Ayurvedic plants, Citrus sinensis, Punica granatum, phytochemical composition, antimicrobial activity, agar well diffusion, natural antimicrobial agents

Abstract

Ayurvedic plants such as Citrus sinensis (sweet orange) and Punica granatum (pomegranate) have been used for their therapeutic properties in traditional Indian medicine. The study was conducted to asses the antimicrobial activity of chloroform and methanol extracts of Citrus sinensis (sweet orange) and Punica granatum (pomegranate) peel against various bacterial and fungal strains. The peels were collected and subjected to extraction using organic solvents. The extracts were then analyzed for phytochemical composition using qualitative screening methods. The results revealed the presence of several bioactive compounds such as coumarins, quinones, flavanones, phenols, alkaloids, flavonoids, saponins, steroids, terpenoids, and tannins in both the chloroform and methanol extracts of Citrus sinensis peel.

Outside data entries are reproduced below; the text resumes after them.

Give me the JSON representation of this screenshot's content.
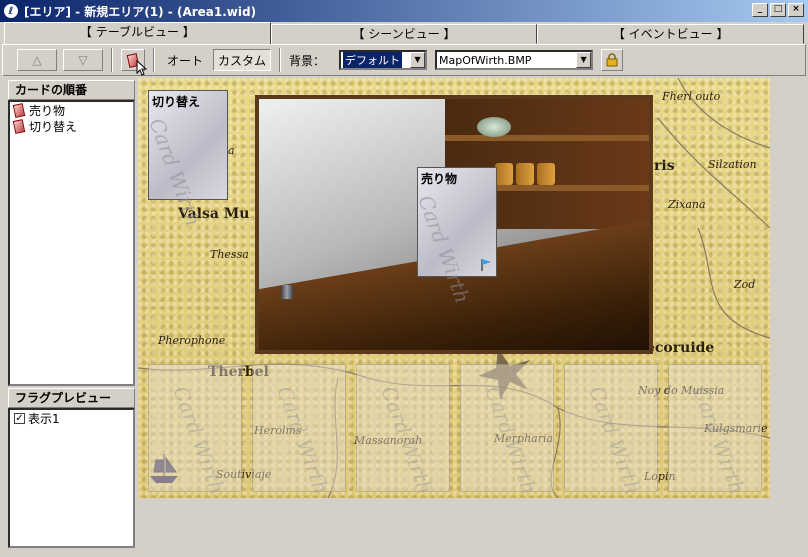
{
  "window": {
    "title": "[エリア] - 新規エリア(1) - (Area1.wid)",
    "controls": {
      "minimize": "_",
      "maximize": "□",
      "close": "×"
    }
  },
  "tabs": [
    {
      "label": "【 テーブルビュー 】",
      "active": true
    },
    {
      "label": "【 シーンビュー 】",
      "active": false
    },
    {
      "label": "【 イベントビュー 】",
      "active": false
    }
  ],
  "toolbar": {
    "up": "△",
    "down": "▽",
    "auto_label": "オート",
    "custom_label": "カスタム",
    "bg_label": "背景：",
    "bg_select": "デフォルト",
    "bg_file": "MapOfWirth.BMP"
  },
  "card_order": {
    "title": "カードの順番",
    "items": [
      "売り物",
      "切り替え"
    ]
  },
  "flag_preview": {
    "title": "フラグプレビュー",
    "items": [
      {
        "label": "表示1",
        "checked": true
      }
    ]
  },
  "canvas": {
    "card_switch": "切り替え",
    "card_sell": "売り物",
    "watermark": "Card Wirth",
    "map_labels": [
      "Fherl outo",
      "Valsa Mu",
      "Thessa",
      "ris",
      "Silzation",
      "Zixana",
      "Zod",
      "Pherophone",
      "Therbel",
      "Herolms",
      "Massanorah",
      "Merpharia",
      "Soutiviaje",
      "Noy do Muissia",
      "Kulgsmarie",
      "Lopin",
      "ecoruide",
      "a"
    ]
  },
  "colors": {
    "titlebar_start": "#0a246a",
    "titlebar_end": "#a6caf0",
    "map_parchment": "#e2cf7e",
    "frame_wood": "#5a3a1a"
  }
}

Punica granatum peel extracts also showed similar phytochemical composition, except for the absence of cardiac glycosides in the methanol extract. The antimicrobial activity of the extracts was evaluated against various bacterial and fungal strains using the agar well diffusion method. The chloroform extract of Citrus sinensis peel exhibited significant activity against S. agalactiae, S. aureus, P. aeruginosa, S. enterica, and A. niger. The methanol extract of Citrus sinensis peel showed activity against E. aerogenes and A. chroococcum. The chloroform extract of Punica granatum peel displayed activity against S. aureus, E. aerogenes, P.aeruginosa, and S. agalactiae, while the methanol extract exhibited activity against S. agalactiae, S. aureus, P. aeruginosa, A. chroococcum, and E. aerogenes. Overall, both Citrus sinensis and Punica granatum peel extracts demonstrated antimicrobial activity against the tested strains, highlighting their potential as natural antimicrobial agents.